Your Brain Will Stop Getting Pleasure From New Music…Eventually
When you’re a kid, the absolute worst music in the world is whatever your parents are listening to. Your dad is out in the garage listening to goddamned Foghat, and you wonder why he doesn’t want to cram that power drill right into his ear.
Then when you grow up, the absolute worst music in the world is whatever the teenagers are listening to. You’re still listening to real rock or rap, the hardcore stuff from back when music was genuine, while they’re listening to some derivative manufactured Justin Bieber bullshit. Dammit, why won’t they listen when you try to show then what real music sounds like?
If you’re reading this and are somewhere in between the “kid” and “grownup” stages, you’re probably thinking that you’d never just let your musical tastes freeze in time. You’ll keep finding new bands as they emerge, staying on the cutting edge until the day you die.
But Over Time …
As you get older, your brain becomes more and more unable to handle dopamine, which, as we’ve pointed out before, is a big factor in making us feel “the chills” when a new exciting piece of music comes on.

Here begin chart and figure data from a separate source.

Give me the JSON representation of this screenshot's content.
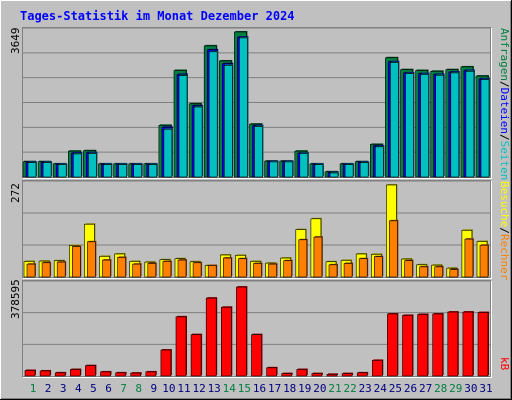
{
  "title": "Tages-Statistik im Monat Dezember 2024",
  "colors": {
    "background": "#C0C0C0",
    "title": "#0000FF",
    "anfragen": "#008040",
    "dateien": "#0000FF",
    "seiten": "#00C0C0",
    "besuche": "#FFFF00",
    "rechner": "#FF8000",
    "kb": "#FF0000",
    "weekend_day": "#008040"
  },
  "chart_data": [
    {
      "type": "bar",
      "title": "Tages-Statistik im Monat Dezember 2024",
      "panel": "requests",
      "ymax_label": "3649",
      "ylim": [
        0,
        3649
      ],
      "grid": true,
      "legend": "right, vertical",
      "categories": [
        "1",
        "2",
        "3",
        "4",
        "5",
        "6",
        "7",
        "8",
        "9",
        "10",
        "11",
        "12",
        "13",
        "14",
        "15",
        "16",
        "17",
        "18",
        "19",
        "20",
        "21",
        "22",
        "23",
        "24",
        "25",
        "26",
        "27",
        "28",
        "29",
        "30",
        "31"
      ],
      "series": [
        {
          "name": "Anfragen",
          "color": "#008040",
          "values": [
            385,
            385,
            330,
            650,
            660,
            330,
            330,
            330,
            330,
            1300,
            2680,
            1840,
            3300,
            2920,
            3649,
            1330,
            400,
            400,
            650,
            330,
            130,
            330,
            385,
            820,
            3000,
            2700,
            2680,
            2660,
            2700,
            2770,
            2540
          ]
        },
        {
          "name": "Dateien",
          "color": "#0000FF",
          "values": [
            370,
            370,
            320,
            600,
            610,
            320,
            320,
            320,
            320,
            1250,
            2580,
            1790,
            3200,
            2850,
            3520,
            1290,
            390,
            390,
            600,
            320,
            110,
            320,
            370,
            780,
            2900,
            2620,
            2600,
            2580,
            2640,
            2680,
            2470
          ]
        },
        {
          "name": "Seiten",
          "color": "#00C0C0",
          "values": [
            360,
            360,
            310,
            580,
            590,
            310,
            310,
            310,
            310,
            1200,
            2550,
            1760,
            3150,
            2810,
            3500,
            1270,
            380,
            380,
            590,
            310,
            100,
            310,
            360,
            760,
            2880,
            2600,
            2580,
            2560,
            2620,
            2660,
            2450
          ]
        }
      ]
    },
    {
      "type": "bar",
      "panel": "visits",
      "ymax_label": "272",
      "ylim": [
        0,
        272
      ],
      "grid": true,
      "legend": "right, vertical",
      "categories": [
        "1",
        "2",
        "3",
        "4",
        "5",
        "6",
        "7",
        "8",
        "9",
        "10",
        "11",
        "12",
        "13",
        "14",
        "15",
        "16",
        "17",
        "18",
        "19",
        "20",
        "21",
        "22",
        "23",
        "24",
        "25",
        "26",
        "27",
        "28",
        "29",
        "30",
        "31"
      ],
      "series": [
        {
          "name": "Besuche",
          "color": "#FFFF00",
          "values": [
            46,
            47,
            48,
            93,
            156,
            61,
            68,
            46,
            44,
            51,
            54,
            45,
            34,
            65,
            64,
            46,
            41,
            56,
            140,
            172,
            45,
            49,
            68,
            67,
            272,
            53,
            36,
            35,
            26,
            138,
            105
          ]
        },
        {
          "name": "Rechner",
          "color": "#FF8000",
          "values": [
            38,
            42,
            44,
            90,
            104,
            50,
            58,
            38,
            40,
            46,
            50,
            42,
            34,
            56,
            54,
            40,
            38,
            48,
            110,
            118,
            36,
            40,
            54,
            60,
            166,
            48,
            30,
            30,
            22,
            112,
            94
          ]
        }
      ]
    },
    {
      "type": "bar",
      "panel": "traffic",
      "ymax_label": "378595",
      "ylim": [
        0,
        378595
      ],
      "grid": true,
      "legend": "right, vertical",
      "categories": [
        "1",
        "2",
        "3",
        "4",
        "5",
        "6",
        "7",
        "8",
        "9",
        "10",
        "11",
        "12",
        "13",
        "14",
        "15",
        "16",
        "17",
        "18",
        "19",
        "20",
        "21",
        "22",
        "23",
        "24",
        "25",
        "26",
        "27",
        "28",
        "29",
        "30",
        "31"
      ],
      "series": [
        {
          "name": "kB",
          "color": "#FF0000",
          "values": [
            23000,
            21000,
            13000,
            27000,
            43000,
            17000,
            13000,
            12000,
            17000,
            108000,
            246000,
            172000,
            324000,
            286000,
            370000,
            172000,
            34000,
            10000,
            27000,
            10000,
            7000,
            10000,
            13000,
            65000,
            258000,
            252000,
            256000,
            258000,
            266000,
            266000,
            264000
          ]
        }
      ]
    }
  ],
  "days": [
    {
      "label": "1",
      "weekend": true
    },
    {
      "label": "2",
      "weekend": false
    },
    {
      "label": "3",
      "weekend": false
    },
    {
      "label": "4",
      "weekend": false
    },
    {
      "label": "5",
      "weekend": false
    },
    {
      "label": "6",
      "weekend": false
    },
    {
      "label": "7",
      "weekend": true
    },
    {
      "label": "8",
      "weekend": true
    },
    {
      "label": "9",
      "weekend": false
    },
    {
      "label": "10",
      "weekend": false
    },
    {
      "label": "11",
      "weekend": false
    },
    {
      "label": "12",
      "weekend": false
    },
    {
      "label": "13",
      "weekend": false
    },
    {
      "label": "14",
      "weekend": true
    },
    {
      "label": "15",
      "weekend": true
    },
    {
      "label": "16",
      "weekend": false
    },
    {
      "label": "17",
      "weekend": false
    },
    {
      "label": "18",
      "weekend": false
    },
    {
      "label": "19",
      "weekend": false
    },
    {
      "label": "20",
      "weekend": false
    },
    {
      "label": "21",
      "weekend": true
    },
    {
      "label": "22",
      "weekend": true
    },
    {
      "label": "23",
      "weekend": false
    },
    {
      "label": "24",
      "weekend": false
    },
    {
      "label": "25",
      "weekend": false
    },
    {
      "label": "26",
      "weekend": false
    },
    {
      "label": "27",
      "weekend": false
    },
    {
      "label": "28",
      "weekend": true
    },
    {
      "label": "29",
      "weekend": true
    },
    {
      "label": "30",
      "weekend": false
    },
    {
      "label": "31",
      "weekend": false
    }
  ],
  "legend": {
    "requests": [
      {
        "text": "Anfragen",
        "color": "#008040"
      },
      {
        "text": "/",
        "color": "#000000"
      },
      {
        "text": "Dateien",
        "color": "#0000FF"
      },
      {
        "text": "/",
        "color": "#000000"
      },
      {
        "text": "Seiten",
        "color": "#00C0C0"
      }
    ],
    "visits": [
      {
        "text": "Besuche",
        "color": "#FFFF00"
      },
      {
        "text": "/",
        "color": "#000000"
      },
      {
        "text": "Rechner",
        "color": "#FF8000"
      }
    ],
    "traffic": [
      {
        "text": "kB",
        "color": "#FF0000"
      }
    ]
  }
}
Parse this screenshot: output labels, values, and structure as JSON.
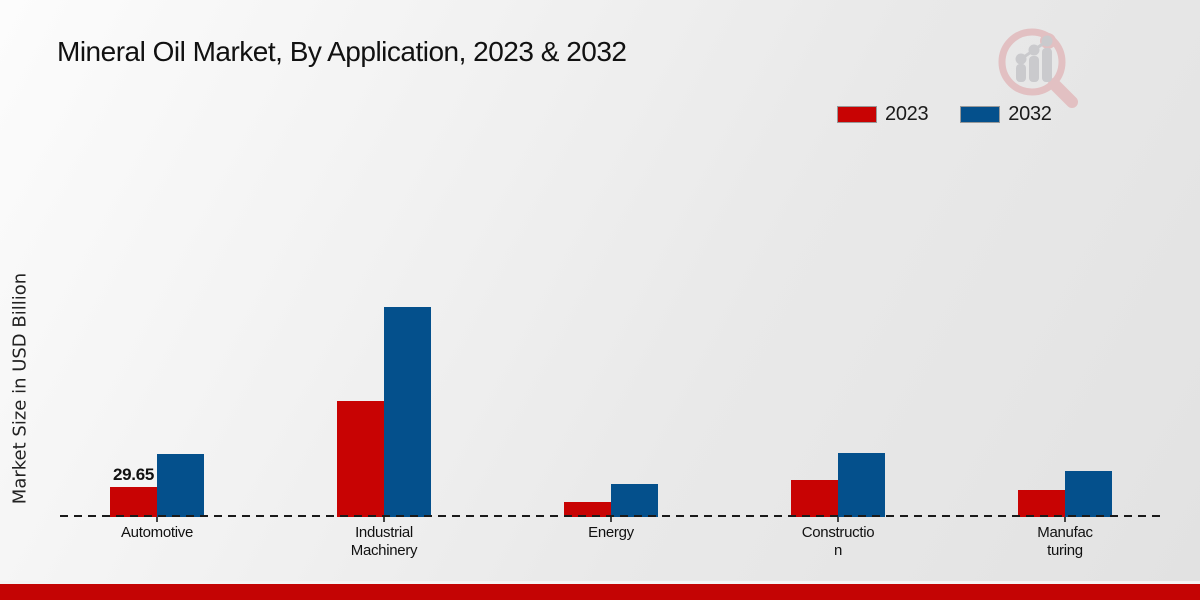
{
  "header": {
    "title": "Mineral Oil Market, By Application, 2023 & 2032"
  },
  "y_axis": {
    "label": "Market Size in USD Billion"
  },
  "legend": {
    "items": [
      {
        "label": "2023",
        "color": "#c80303"
      },
      {
        "label": "2032",
        "color": "#04508c"
      }
    ]
  },
  "icons": {
    "watermark": "magnifier-bar-chart-logo",
    "watermark_ring_color": "#e2bcbe",
    "watermark_bar_color": "#c7c7cb"
  },
  "chart_data": {
    "type": "bar",
    "title": "Mineral Oil Market, By Application, 2023 & 2032",
    "xlabel": "",
    "ylabel": "Market Size in USD Billion",
    "categories": [
      "Automotive",
      "Industrial Machinery",
      "Energy",
      "Construction",
      "Manufacturing"
    ],
    "category_label_lines": [
      [
        "Automotive"
      ],
      [
        "Industrial",
        "Machinery"
      ],
      [
        "Energy"
      ],
      [
        "Constructio",
        "n"
      ],
      [
        "Manufac",
        "turing"
      ]
    ],
    "series": [
      {
        "name": "2023",
        "color": "#c80303",
        "values": [
          29.65,
          114.7,
          14.8,
          36.6,
          26.7
        ]
      },
      {
        "name": "2032",
        "color": "#04508c",
        "values": [
          62.25,
          207.5,
          32.6,
          63.2,
          45.4
        ]
      }
    ],
    "ylim": [
      0,
      220
    ],
    "grid": false,
    "legend_position": "top-right",
    "baseline_style": "dashed",
    "data_labels": [
      {
        "series": "2023",
        "category": "Automotive",
        "text": "29.65"
      }
    ]
  },
  "footer": {
    "stripe_color": "#c40404"
  }
}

Because nothing you hear will have that same effect on you as the fresh exciting sounds of your youth, it will become harder and harder to get fired up about new music. Your musical taste will therefore stagnate, regardless of how on top of the trends you were at 17. If you want to know what new music will sound like when you’re 50, go spend an hour watching TV shows intended for toddlers. See how long you can tolerate it.
So, you’ll get older and settle down and, inevitably, the ubiquitous Rumours album by Fleetwood Mac will mysteriously appear in your collection, like a Gideon Bible in a hotel. Just accept it.